Vive la France?

Seit nunmehr fünf Jahren wehren sich große Teile der französischen Gesellschaft gegen die Formalisierung des Wirtschaftsliberalismus als Regierungssystem. Wer in der Lage ist, sich zu erinnern, wird noch im Gedächtnis haben, dass die Wahl Emmanuel Macrons zum Präsidenten Frankreichs das Ergebnis einer kompletten Abstrafung des parlamentarischen Systems war. Alle Parteien, egal welcher Couleur, wurden zum Teufel gejagt. Macron ist das europäische Pendant zu Donald Trump. Der Überdruss gegenüber einem verkrusteten, behäbigen, zu keiner Innovation mehr fähigen, im Stellungskrieg des Lobbyismus geübten politischen Treibens führte zum totalen Sieg Macrons. Und sobald sich dieser Hoffnungsträger als das entpuppte, was er war, nämlich ein Broker des Neoliberalismus, setzte eine Protestbewegung ein, die in dieser historischen Phase in Europa einzigartig ist. Die Reaktion darauf staatlicherseits ebenso. Brutale Repression. Und, so wie es aussieht, tritt der Kampf zwischen dem parlamentarischen System und einer neuen Form der Oligarchenherrschaft in seine entscheidende Phase.

Wenn ein Aspekt der Politik falsch ist, muss der andere nicht gleichzeitig verworfen werden. Und so ist zu verbuchen, dass Macron mit seinen außenpolitischen Einschätzungen ein französischer Traditionalist ist. Da setzt er auf eine stärkere europäische Souveränität und spricht sich gegen die absolute Dominanz der USA aus. Was nicht schwer zu entziffern ist, sieht er auch: es besteht mitnichten eine Kongruenz zwischen den amerikanischen Interessen und denen der in der EU Vereinigten Staaten. Vom Rest Europas ganz abgesehen. Und er sieht, wohin das führt. Während die EU unter deutscher Führung sich zu einem bewaffneten Arm der von den USA geführten NATO gemausert hat, sieht er die essenziellen Widersprüche. Der Ansatz, Europa sollte bei seiner Außenpolitik zunächst von den eigenen Interessen ausgehen, gilt in den USA bereits als subversiv und das ist entlarvend genug. 

Macron hat diese Haltung nach seinem China-Besuch bekräftigt und davor gewarnt, sich den kriegstreibenden und feindlichen Positionen der USA gegenüber China bedingungslos anzuschließen und stattdessen nach einem eigenen, souverän definierten Verhältnis gegenüber der aufstrebenden Supermacht zu trachten. Wie bestellt, haben gerade diese Äußerungen im politischen Berlin zu „Entsetzen“ geführt. Mit dieser Reaktion, die nicht einmal erlaubt, über eine selbstbestimmte Definition der eigenen Politik nachzudenken, ist die Diagnose bereits offensichtlich. Die Vasallen stehen Gewehr bei Fuß.

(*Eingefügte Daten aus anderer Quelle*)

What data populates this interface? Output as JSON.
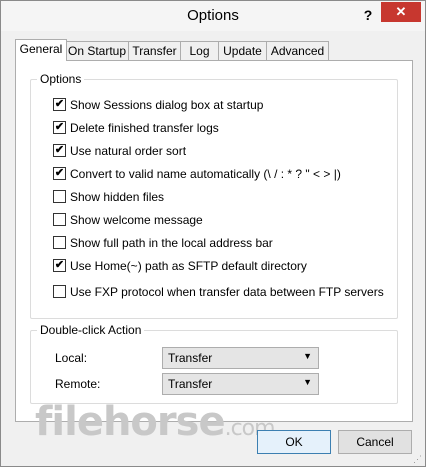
{
  "window": {
    "title": "Options",
    "help_label": "?",
    "close_label": "✕"
  },
  "tabs": [
    {
      "label": "General",
      "active": true
    },
    {
      "label": "On Startup",
      "active": false
    },
    {
      "label": "Transfer",
      "active": false
    },
    {
      "label": "Log",
      "active": false
    },
    {
      "label": "Update",
      "active": false
    },
    {
      "label": "Advanced",
      "active": false
    }
  ],
  "options": {
    "group_label": "Options",
    "items": [
      {
        "label": "Show Sessions dialog box at startup",
        "checked": true
      },
      {
        "label": "Delete finished transfer logs",
        "checked": true
      },
      {
        "label": "Use natural order sort",
        "checked": true
      },
      {
        "label": "Convert to valid name automatically (\\ / : * ? \" < > |)",
        "checked": true
      },
      {
        "label": "Show hidden files",
        "checked": false
      },
      {
        "label": "Show welcome message",
        "checked": false
      },
      {
        "label": "Show full path in the local address bar",
        "checked": false
      },
      {
        "label": "Use Home(~) path as SFTP default directory",
        "checked": true
      },
      {
        "label": "Use FXP protocol when transfer data between FTP servers",
        "checked": false
      }
    ]
  },
  "double_click": {
    "group_label": "Double-click Action",
    "local_label": "Local:",
    "local_value": "Transfer",
    "remote_label": "Remote:",
    "remote_value": "Transfer"
  },
  "watermark": {
    "text": "filehorse",
    "suffix": ".com"
  },
  "buttons": {
    "ok": "OK",
    "cancel": "Cancel"
  },
  "icons": {
    "check": "✔",
    "dropdown": "▼"
  }
}
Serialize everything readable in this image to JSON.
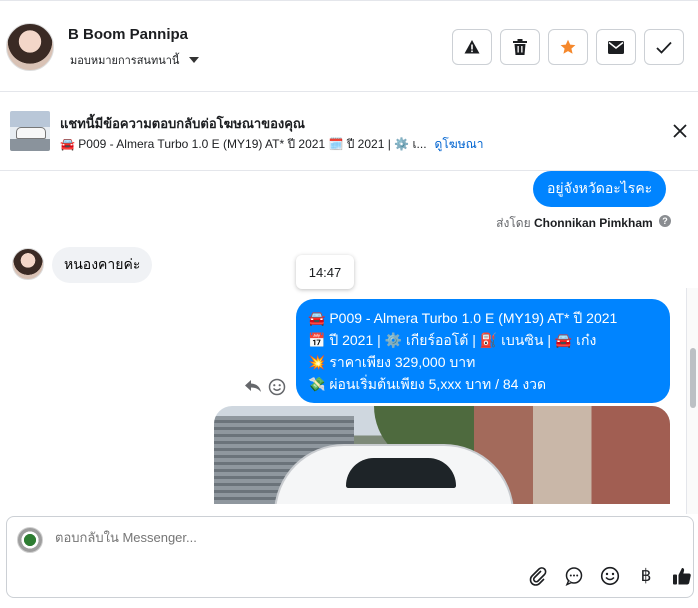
{
  "header": {
    "contact_name": "B Boom Pannipa",
    "assign_label": "มอบหมายการสนทนานี้",
    "actions": [
      "warning-icon",
      "trash-icon",
      "star-icon",
      "mail-icon",
      "check-icon"
    ],
    "star_color": "#f5882c"
  },
  "ad": {
    "title": "แชทนี้มีข้อความตอบกลับต่อโฆษณาของคุณ",
    "subtitle": "🚘 P009 - Almera Turbo 1.0 E (MY19) AT* ปี 2021 🗓️ ปี 2021 | ⚙️ เ...",
    "link": "ดูโฆษณา"
  },
  "messages": {
    "out_1": "อยู่จังหวัดอะไรคะ",
    "sent_by_prefix": "ส่งโดย",
    "sent_by_name": "Chonnikan Pimkham",
    "in_1": "หนองคายค่ะ",
    "timestamp": "14:47",
    "out_2_lines": [
      "🚘 P009 -  Almera Turbo 1.0 E (MY19) AT* ปี 2021",
      "📅 ปี 2021 | ⚙️ เกียร์ออโต้ | ⛽ เบนซิน | 🚘 เก๋ง",
      "💥 ราคาเพียง 329,000 บาท",
      "💸 ผ่อนเริ่มต้นเพียง 5,xxx บาท / 84 งวด"
    ],
    "bubble_color": "#0084ff"
  },
  "composer": {
    "placeholder": "ตอบกลับใน Messenger...",
    "tools": [
      "paperclip-icon",
      "chat-bubble-icon",
      "emoji-icon",
      "baht-icon",
      "thumbs-up-icon"
    ],
    "baht_symbol": "฿"
  }
}
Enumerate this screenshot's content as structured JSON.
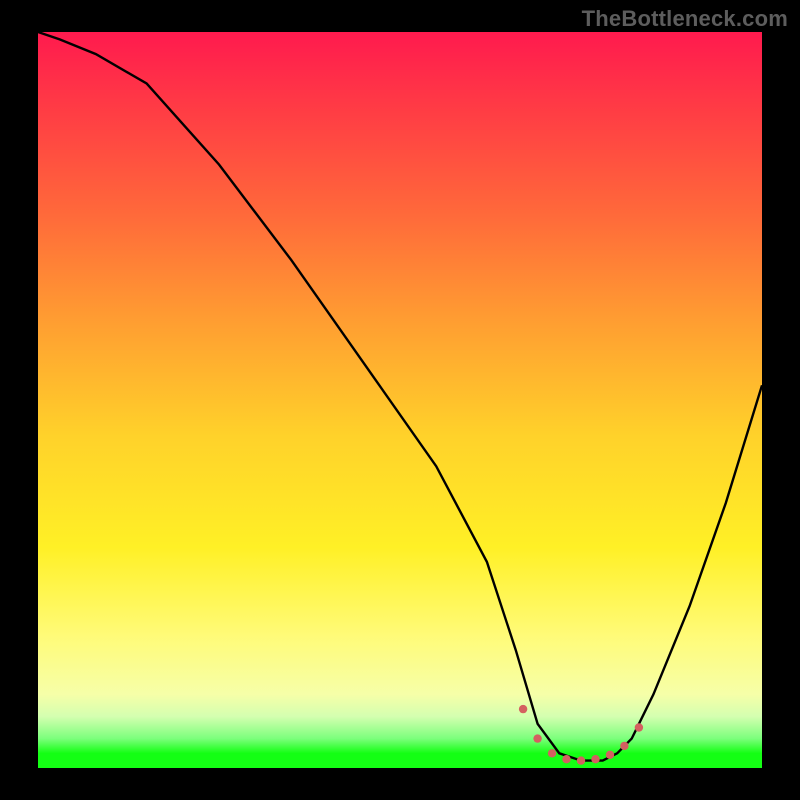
{
  "watermark": "TheBottleneck.com",
  "chart_data": {
    "type": "line",
    "title": "",
    "xlabel": "",
    "ylabel": "",
    "xlim": [
      0,
      100
    ],
    "ylim": [
      0,
      100
    ],
    "grid": false,
    "legend": false,
    "description": "Single black curve over vertical rainbow gradient (red top → green bottom). Curve starts near top-left, descends steeply to a broad flat bottleneck minimum with small red marker dots around x≈69–82, then rises again toward the right edge.",
    "series": [
      {
        "name": "curve",
        "color": "#000000",
        "x": [
          0,
          3,
          8,
          15,
          25,
          35,
          45,
          55,
          62,
          66,
          69,
          72,
          75,
          78,
          80,
          82,
          85,
          90,
          95,
          100
        ],
        "values": [
          100,
          99,
          97,
          93,
          82,
          69,
          55,
          41,
          28,
          16,
          6,
          2,
          1,
          1,
          2,
          4,
          10,
          22,
          36,
          52
        ]
      }
    ],
    "markers": {
      "name": "bottleneck-dots",
      "color": "#d46060",
      "x": [
        67,
        69,
        71,
        73,
        75,
        77,
        79,
        81,
        83
      ],
      "values": [
        8,
        4,
        2,
        1.2,
        1.0,
        1.2,
        1.8,
        3,
        5.5
      ]
    }
  }
}
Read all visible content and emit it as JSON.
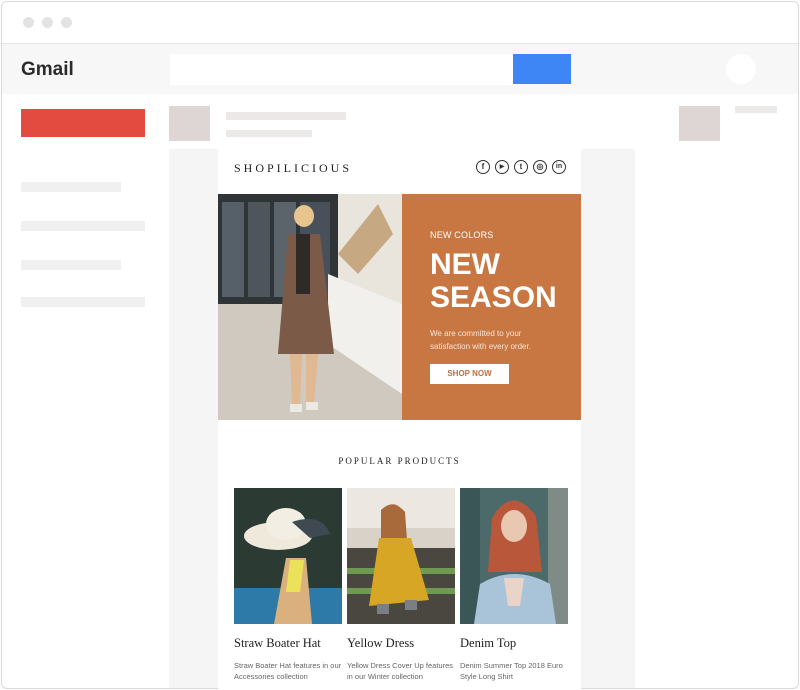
{
  "gmail": {
    "logo": "Gmail",
    "search_placeholder": ""
  },
  "email": {
    "brand": "SHOPILICIOUS",
    "social": [
      {
        "icon": "facebook-icon",
        "glyph": "f"
      },
      {
        "icon": "youtube-icon",
        "glyph": "▶"
      },
      {
        "icon": "twitter-icon",
        "glyph": "t"
      },
      {
        "icon": "instagram-icon",
        "glyph": "◎"
      },
      {
        "icon": "linkedin-icon",
        "glyph": "in"
      }
    ],
    "hero": {
      "eyebrow": "NEW COLORS",
      "headline_line1": "NEW",
      "headline_line2": "SEASON",
      "description": "We are committed to your satisfaction with every order.",
      "cta": "SHOP NOW"
    },
    "section_title": "POPULAR PRODUCTS",
    "products": [
      {
        "name": "Straw Boater Hat",
        "description": "Straw Boater Hat features in our Accessories collection"
      },
      {
        "name": "Yellow Dress",
        "description": "Yellow Dress Cover Up features in our Winter collection"
      },
      {
        "name": "Denim Top",
        "description": "Denim Summer Top 2018 Euro Style Long Shirt"
      }
    ]
  },
  "colors": {
    "compose": "#e24c40",
    "search_button": "#3e86f5",
    "hero_panel": "#c97742"
  }
}
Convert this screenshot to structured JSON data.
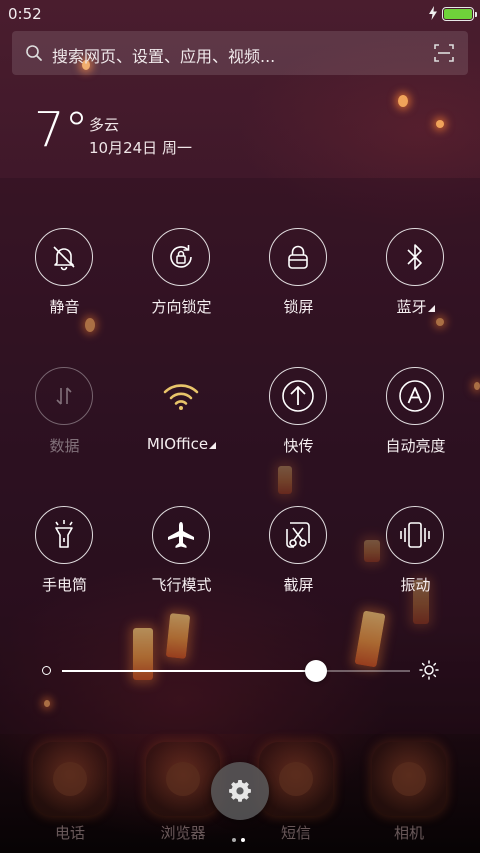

Es gehört zum Wesen der politischen Analyse, die unterschiedlichen Aspekte und Wirkungsweisen der politischen Kräfte zunächst zu beschreiben und dann zu bewerten. Dass Frankreich dabei kein einfaches Feld darstellt, ist offensichtlich. Denn einerseits ist dort der letzte Kampf der bürgerlich konstituierten Gesellschaft gegen das neoliberalistische Oligarchentum zu beobachten. Andererseits werden dort Interessen formuliert, die mit den Show-Down-Plänen der USA auf Kosten Europas kollidieren. Insofern ist ein differenziertes Bild erforderlich.

Betrachtet man die Reaktionen östlich der Rheins auf die Geschehnisse in Frankreich, dann beschleicht den Beobachter den Verdacht, mit einem Land zu tun zu haben, das am besten mit dem Titel „von Sinnen“ bezeichnet wird. Die Kämpfe für die Demokratie und die bürgerkriegsmäßigen Operationen dagegen werden kommentarlos hingenommen und die Besinnung auf eigene Interessen im internationalen Kräftespiel wird mit Entsetzen aufgenommen. Es ist wohl Überforderung, die in einer beschämenden Kapitulation geendet hat. Das bullige Geschrei nach Panzern, in denen andere verbrennen, täuscht nicht über die eigene Armseligkeit hinweg.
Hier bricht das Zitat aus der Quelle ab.